Film Review: The Switch


   Bill O’Reilly, the right wing Fox News anchor, can hardly be used as a barometer of sanity. In a career that has included merciless attacks on relatives of 9/11 victims through to his penning of semi-autobiographical books about avmass murdering broadcaster, his latest outcry may be amongst his most baffling. The object of his ire is Jennifer Aniston and her  film which, due to its apparent promotion of unconventional lifestyles, O’Reillly considers a deep threat to the American way.
   Jennifer Aniston stars in The Switch playing a variation on her self. Some actors can make whole careers of this. If you are Bill Murray or John Cusack this a good thing as both are immensly charming and entertaining people. Aniston sadly is neither. As Kassie, Aniston is a needy, ”unlucky in love” career woman with a bioligical clock ticking away. Deciding that the one thing that will make her life complete is a child, Kassie sets about looking for a potential father and ultimately ends up paying a handsome stranger for his sperm with the aim of raising the child as a single mother. This is where O’Reilly’s anger stems from – how dare this film promote non-conformist lifestyle choices?

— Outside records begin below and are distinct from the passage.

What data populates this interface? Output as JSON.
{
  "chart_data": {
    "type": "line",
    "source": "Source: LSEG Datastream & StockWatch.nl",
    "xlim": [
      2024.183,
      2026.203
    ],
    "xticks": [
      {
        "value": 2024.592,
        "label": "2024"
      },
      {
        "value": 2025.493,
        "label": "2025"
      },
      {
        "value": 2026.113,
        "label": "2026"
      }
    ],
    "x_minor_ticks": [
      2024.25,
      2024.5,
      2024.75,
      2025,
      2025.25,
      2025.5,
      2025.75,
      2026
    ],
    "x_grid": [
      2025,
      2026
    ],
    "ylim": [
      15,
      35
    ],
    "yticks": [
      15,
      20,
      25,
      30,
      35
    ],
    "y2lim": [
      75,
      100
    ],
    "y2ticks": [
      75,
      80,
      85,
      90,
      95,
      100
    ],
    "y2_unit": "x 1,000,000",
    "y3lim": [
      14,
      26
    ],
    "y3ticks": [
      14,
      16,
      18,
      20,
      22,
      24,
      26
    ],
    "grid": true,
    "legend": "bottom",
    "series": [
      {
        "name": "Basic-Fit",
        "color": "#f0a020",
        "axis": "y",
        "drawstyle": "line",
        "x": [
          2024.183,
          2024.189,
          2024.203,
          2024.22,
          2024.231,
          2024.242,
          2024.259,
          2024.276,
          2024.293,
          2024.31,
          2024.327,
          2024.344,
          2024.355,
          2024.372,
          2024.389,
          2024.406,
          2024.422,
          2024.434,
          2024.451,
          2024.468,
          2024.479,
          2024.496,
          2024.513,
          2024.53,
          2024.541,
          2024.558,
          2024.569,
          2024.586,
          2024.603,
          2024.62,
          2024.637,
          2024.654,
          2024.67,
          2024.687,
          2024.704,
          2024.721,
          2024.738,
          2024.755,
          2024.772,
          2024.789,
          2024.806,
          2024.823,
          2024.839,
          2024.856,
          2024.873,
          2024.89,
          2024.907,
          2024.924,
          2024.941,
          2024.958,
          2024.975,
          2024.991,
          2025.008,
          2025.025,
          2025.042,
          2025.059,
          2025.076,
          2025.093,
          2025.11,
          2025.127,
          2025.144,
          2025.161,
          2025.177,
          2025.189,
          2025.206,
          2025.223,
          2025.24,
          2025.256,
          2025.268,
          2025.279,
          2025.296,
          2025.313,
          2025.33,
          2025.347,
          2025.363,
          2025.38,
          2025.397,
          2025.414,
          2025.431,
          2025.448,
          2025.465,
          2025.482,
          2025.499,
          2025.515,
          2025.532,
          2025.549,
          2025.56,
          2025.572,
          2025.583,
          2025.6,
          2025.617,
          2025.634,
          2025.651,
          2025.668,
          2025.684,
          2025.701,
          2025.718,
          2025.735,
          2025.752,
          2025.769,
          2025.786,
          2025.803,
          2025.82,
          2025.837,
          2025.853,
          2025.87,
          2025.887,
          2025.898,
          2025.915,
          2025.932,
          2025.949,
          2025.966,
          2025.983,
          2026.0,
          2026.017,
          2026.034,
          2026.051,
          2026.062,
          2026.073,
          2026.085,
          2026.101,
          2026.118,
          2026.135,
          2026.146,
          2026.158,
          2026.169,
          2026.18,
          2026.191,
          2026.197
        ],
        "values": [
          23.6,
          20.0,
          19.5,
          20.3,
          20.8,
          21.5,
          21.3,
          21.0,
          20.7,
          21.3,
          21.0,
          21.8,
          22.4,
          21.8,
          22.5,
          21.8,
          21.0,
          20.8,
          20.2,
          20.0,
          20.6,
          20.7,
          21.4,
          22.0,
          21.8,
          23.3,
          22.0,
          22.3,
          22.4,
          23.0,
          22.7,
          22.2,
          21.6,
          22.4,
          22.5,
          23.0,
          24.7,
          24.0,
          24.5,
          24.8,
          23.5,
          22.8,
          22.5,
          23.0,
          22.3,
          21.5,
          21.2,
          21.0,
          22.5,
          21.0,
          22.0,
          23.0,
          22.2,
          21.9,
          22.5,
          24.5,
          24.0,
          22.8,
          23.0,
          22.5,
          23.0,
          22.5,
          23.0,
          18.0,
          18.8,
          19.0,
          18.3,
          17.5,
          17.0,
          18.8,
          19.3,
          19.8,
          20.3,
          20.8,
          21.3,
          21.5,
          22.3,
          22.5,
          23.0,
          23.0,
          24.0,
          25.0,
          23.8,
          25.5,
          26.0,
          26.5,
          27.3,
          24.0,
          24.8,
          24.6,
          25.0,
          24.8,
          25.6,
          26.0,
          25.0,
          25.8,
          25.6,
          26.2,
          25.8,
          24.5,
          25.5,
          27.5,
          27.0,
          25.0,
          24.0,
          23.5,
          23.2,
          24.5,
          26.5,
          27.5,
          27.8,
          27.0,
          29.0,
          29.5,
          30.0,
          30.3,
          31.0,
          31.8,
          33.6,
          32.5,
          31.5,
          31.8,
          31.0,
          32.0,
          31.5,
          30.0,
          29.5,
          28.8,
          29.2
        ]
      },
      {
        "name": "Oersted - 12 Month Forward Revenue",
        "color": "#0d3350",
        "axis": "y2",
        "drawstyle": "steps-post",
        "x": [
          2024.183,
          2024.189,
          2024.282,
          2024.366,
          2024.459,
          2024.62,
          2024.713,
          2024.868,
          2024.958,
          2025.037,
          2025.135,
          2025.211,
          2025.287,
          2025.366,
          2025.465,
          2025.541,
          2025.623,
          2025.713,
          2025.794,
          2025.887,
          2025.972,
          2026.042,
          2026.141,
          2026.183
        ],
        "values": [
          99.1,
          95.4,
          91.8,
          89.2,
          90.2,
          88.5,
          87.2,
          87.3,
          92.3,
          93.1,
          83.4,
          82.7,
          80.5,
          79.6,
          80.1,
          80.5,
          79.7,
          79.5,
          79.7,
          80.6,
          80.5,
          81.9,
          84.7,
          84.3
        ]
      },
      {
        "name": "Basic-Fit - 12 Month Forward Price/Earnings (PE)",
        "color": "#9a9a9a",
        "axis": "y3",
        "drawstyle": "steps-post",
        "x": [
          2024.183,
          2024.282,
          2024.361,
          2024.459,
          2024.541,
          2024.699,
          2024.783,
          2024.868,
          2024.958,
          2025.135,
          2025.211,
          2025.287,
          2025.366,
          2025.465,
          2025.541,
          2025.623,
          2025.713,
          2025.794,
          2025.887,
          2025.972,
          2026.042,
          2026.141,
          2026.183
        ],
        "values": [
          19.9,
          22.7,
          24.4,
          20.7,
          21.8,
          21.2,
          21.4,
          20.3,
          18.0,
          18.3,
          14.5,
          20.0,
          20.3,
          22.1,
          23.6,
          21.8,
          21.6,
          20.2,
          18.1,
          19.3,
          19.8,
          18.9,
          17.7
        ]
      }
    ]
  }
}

    The logical next move in  The Switch ‘s world is for Kassie to host a party where friends and family are invited for a few drinks before Kassie locks herself away and bastes herself pregnant. The twist is that Wally (Jason Bateman), Kassie’s best friend, arrives at the party and is promptly drugged by Kassie’s kookie friend (Juliette Lewis) for reasons only known to the screen writers. Wally finds himself playing with a small tub containing the stranger’s sperm and, in his non sober state, accidentally pours the semen down a sink. Armed only with his right hand and a magazine cover, the inebriated protagonist sets about replenishing the stock. Kassie, unwise to the switch, inseminates herself with Wally’s seed and becomes pregnant with a boy. Due to his drug induced state Wally has no recollection of his deeds and, as such, is unaware that he has accidentally impregnated his BFF. The two leads drift apart for a few years and, it is only when they are reunited, that Wally begins to notice the similarities between himself and Kassie’s child.
   Aside from the nonsensical  plot there are a lot of things abjectly wrong with The Switch. Aniston’s serpentine eyes are as unsettling as ever on the big screen, the script is a lesson in narrative lunacy whilst any attempts at jokes have been switched with banal and cloying “wackiness” for the sake of it. Kassie is also an unappealing lead – she appears to have no outside interests other than her status and stringing men along whilst complaining incessently.
   Although O’Reilly may have had a point in disliking this film he did so for the wrong reasons. Rather than be the liberal, crazy film that both he and everyone involved in this project believe it to be, The Switch is a highly conservative movie. It would surely be no spoiler to suggest that the “happy ending” of the feature can only come about when the nuclear family is resolved – equilibrium can only occur when the biological mother and father are united with their child as a happy unit. The “drama” of the film comes about from the possibility that an alternate lifestyle can be acheived and the audience are positioned to cheer a family reunion of sorts. By doing this The Switchis suggesting that O’Reilly is right and family units that veer from the norm are not acceptable. In a small moment it is hinted at that all of Wally’s neurosis stems from the fact he did not know his father which furthers the movie’s ideology that only bad things can come from straying to far from the conventional.
   Happily there are two positive things that shine through from this dirge. Jason Bateman’s performance is, as usual, rather terrific and he is head and shoulders above acting in bilge like this. The star of The Switch, however, is a young saucer eyed actor named Thomas Robinson who lights up the screen every time he appears. In playing Kassie and Wally’s offspring, Robinson mopes and radiates melancholy with an outstanding vigour.